Así, hace ya dos décadas que en El Salvador la participación de la izquierda en las elecciones no sólo es posible sino  que también es posible que su gane sea respetado.  Esa “conquista” política, es una de las incluidas en el paquete de reformas de los Acuerdos de Paz del 16 de enero de 1992.

Después de tres elecciones  presidenciales, el  FMLN ganó las del 18 de marzo de 2009- con Mauricio Funes como su candidato-  La pregunta fundamental fue ¿ganar para qué? Cuando no hay una organización, estrategia ni programa revolucionarios,  ”ganar para el cambio” resultó ser una consigna electorera; y por tanto,  vacía de valores y principios revolucionarios.  Desplazar a ARENA para continuar el programa neoliberal y dar al mismo tiempo parches reformistas es una estafa.

“Pero el FMLN no ha planteado, ni plantea, como algo programático, no estamos planteando para nada sobre la necesidad de terminar con el capitalismo, con la gran empresa, con el gran capital. Lo que creemos es que hay que utilizar la fuerza y potencial del capital, del Estado, para salir adelante con nuestro país”. Medardo González, Coordinador del FMLN *1

Y desde su pantano, a estos dirigentes revisionistas de derecha no les basta con haber aletargado al pueblo con los cantos de sirena del reformismo  desde 1981. Ahora se atreven a burlarse de la inteligencia del pueblo.

“El FMLN ha venido demostrando y seguirá demostrando que el FMLN no es enemigo del empresario, no es enemigo de la gran empresa, y tampoco habla de la necesidad, de la creación de otro modelo, de otro sistema. Estamos simplemente pensando en la necesidad de seguir con nuestro país, de construir nuestro país”. Medardo González, Coordinador del FMLN

Esas no son estrategias ni tácticas para sorprender a los enemigos de clase. Estas son abiertas declaraciones de amor a la burguesía y al sistema que defienden.

El FMLN es una organización oportunista, revisionista de derecha que promueve un programa reformista que es esencialmente contrarrevolucionario porque busca alejar al pueblo de la lucha por sus intereses inmediatos y fundamentales.
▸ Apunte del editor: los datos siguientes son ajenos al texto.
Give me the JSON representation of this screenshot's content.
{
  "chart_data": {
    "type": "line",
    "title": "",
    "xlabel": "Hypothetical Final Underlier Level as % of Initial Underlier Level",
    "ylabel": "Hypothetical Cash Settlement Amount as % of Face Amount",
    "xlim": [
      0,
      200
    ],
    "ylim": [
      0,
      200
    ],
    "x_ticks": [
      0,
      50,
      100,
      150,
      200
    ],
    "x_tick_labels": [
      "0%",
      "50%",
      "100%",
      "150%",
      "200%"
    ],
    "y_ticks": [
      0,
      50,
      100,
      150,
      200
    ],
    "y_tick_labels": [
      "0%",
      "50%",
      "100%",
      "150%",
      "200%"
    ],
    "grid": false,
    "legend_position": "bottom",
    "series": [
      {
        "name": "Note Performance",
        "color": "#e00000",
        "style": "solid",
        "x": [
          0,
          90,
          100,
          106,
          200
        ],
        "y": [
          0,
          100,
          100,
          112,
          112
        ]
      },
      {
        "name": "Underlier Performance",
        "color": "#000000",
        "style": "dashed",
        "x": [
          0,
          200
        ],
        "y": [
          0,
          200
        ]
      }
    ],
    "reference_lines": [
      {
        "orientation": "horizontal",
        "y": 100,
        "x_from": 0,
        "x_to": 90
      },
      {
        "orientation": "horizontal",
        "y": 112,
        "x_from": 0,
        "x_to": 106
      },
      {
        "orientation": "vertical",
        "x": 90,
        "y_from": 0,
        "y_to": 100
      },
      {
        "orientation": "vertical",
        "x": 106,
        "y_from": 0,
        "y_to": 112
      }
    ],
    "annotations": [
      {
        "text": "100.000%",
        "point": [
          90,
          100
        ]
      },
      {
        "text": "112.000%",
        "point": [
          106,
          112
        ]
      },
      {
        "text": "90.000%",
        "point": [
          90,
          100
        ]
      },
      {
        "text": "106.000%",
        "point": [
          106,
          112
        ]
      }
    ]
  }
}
Quiere el FMLN consolidar el reformismo.

Ante esto, la alternativa correcta es continuar la lucha contra los enemigos de clase por un lado, y contra el revisionismo de derecha y su programa reformista, por el otro. Fortalecer la estrategia entreguista del FMLN so pretexto de que “se fortalece a ARENA” es un chantaje, una inconsecuencia de altos costos.

Además, es una ingenuidad querer o creer que el FMLN se va a componer. Esa nave está atascada en su pantano. Desde allí el FMLN continúa con sus cantos de sirena para seducir a los incautos.

_______

*1 Medardo González, Coordinador del FMLN, convertido en Secretario General despu’es de la Convención de ese partido.

*2 En 1971 Roberto Domínguez, Armando Arteaga y Vladimir Rogel  defeccionaron de las FPL y se incorporaron en el ERP. Allí, muy pronto dieron rienda suelta a todo el militarismo y desesperación pequeño burguesa que en las FPL no había prosperado. Domínguez fue uno de los miembros del Grupo Inicial de las FPL, y era el responsable de su comando integrado con  Arteaga y Rogel.  Rogel fue uno de los asesinos  de Arteaga y Roque.